Morale on the allotments was lower than a snake’s belly this morning. Mud does that to you and we gravelled in a grudging way, knowing that we face a week of similar conditions. Anyone passing the gates might conclude at first sight that highly motivated codgers were defying the elements with a song in their hearts. But things are not always what they seem!
On the national stage that is being amply illustrated this morning. The left-wing papers are talking of Clegg’s fury and his intention to rebuild our ties with Europe. Their more numerous right-wing peers point out that Clegg initially supported Cameron’s veto, an act that paves the way to a better tomorrow. The odds are that both views are wide of the mark, certain it is that the chance of Clegg surviving to rebuild anything is akin to my opening for England in the forthcoming Test series against Pakistan.
But the greatest veneer of deception surely covers this morning’s headlines about the supposed breakthrough in Durban in the governmental talks about climate change. At first glance it sounds marvellous news, at last world leaders are going to actually do something about carbon emissions which every bit of evidence suggests are causing a potential Armegeddon to build up as the icecaps melt, the rain forests come down and the big polluters, America, China and India, continue to belch out more and more destructive emissions.
On the face of it the last minute agreement reached in Durban merits the ecstatic headlines. But it isn’t what it seems. The world’s leaders have merely agreed to write a comprehensive global agreement to reduce greenhouse gas emissions, covering developed and developing countries, to come into force in 2020. The next phase of negotiations covers “a protocol, a legal instrument or an agreed outcome with legal force”, so the amount of wriggle room left is considerable.
Even if a real deal emerges there will still be a long way to go for Durban didn’t so much as discuss how far and how fast countries must cut their emissions. Considering that emissions have risen 50% in the past 20 years and that with every further increase we have less and less chance of keeping global temperatures to within a further 2C, it is hard to confidently cast aside the latest warnings from scientists about climate change becoming “catastrophic and irreversible”.

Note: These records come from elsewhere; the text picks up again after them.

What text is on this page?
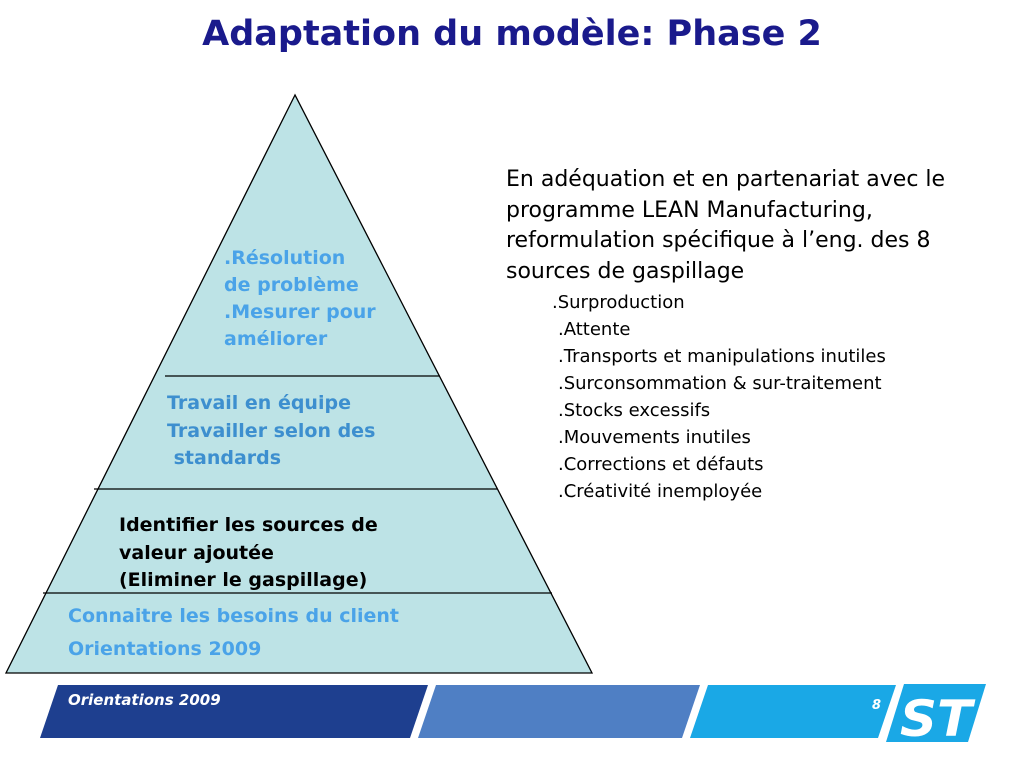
Adaptation du modèle: Phase 2
.Résolution
de problème
.Mesurer pour
améliorer
Travail en équipe
Travailler selon des
standards
Identifier les sources de
valeur ajoutée
(Eliminer le gaspillage)
Connaitre les besoins du client
Orientations 2009
En adéquation et en partenariat avec le programme LEAN Manufacturing, reformulation spécifique à l’eng. des 8 sources de gaspillage
.Surproduction
.Attente
.Transports et manipulations inutiles
.Surconsommation & sur-traitement
.Stocks excessifs
.Mouvements inutiles
.Corrections et défauts
.Créativité inemployée
ST
Orientations 2009	8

Governments will now begin negotiations on what the new climate agreement should look like. We are told that the outcome must be wrapped up in 2015 with a legal document ready to be signed. Governments will then have 5 years in which to ratify it. Whether that will happen in the case of the “big three polluters” is open to doubt, given the possible effects on their economies. Right across the world powerful national and vested interests are involved and many refuse to believe the evidence, in the way that someone with a fear of dentistry ignores a decayed tooth right up the moment when it is too late to save it.
I apologise for being negative and sincerely hope that some good comes out of the Durban talks which at least have produced an intention to consider action. But it helps no one to pretend that suddenly the world’s leaders have come to their senses and, hey presto, the planet is saved.
Nothing so far has countered the scientific forecasts that a large part of the low-lying areas of the world will be under water within three or four decades. So I guess that the news that ‘Little Mix’ have won the X Factor isn’t that important in the great scheme of things.
There are of course many who advocate just waiting to see what happens but that sounds dangerous. It reminds me of the story of a London cabbie who was driving a Bishop and, as cabbies tend to do, launched into a tirade. He said that the ‘Bish’ would look mighty silly if, having denied himself the joy of sinning, found upon dying that there was nothing more. Ah, said the Bishop, but not half as silly as you will if you find that there is.
Some say never believe what you read in the newspapers. I say things are seldom what they seem. Same thing really!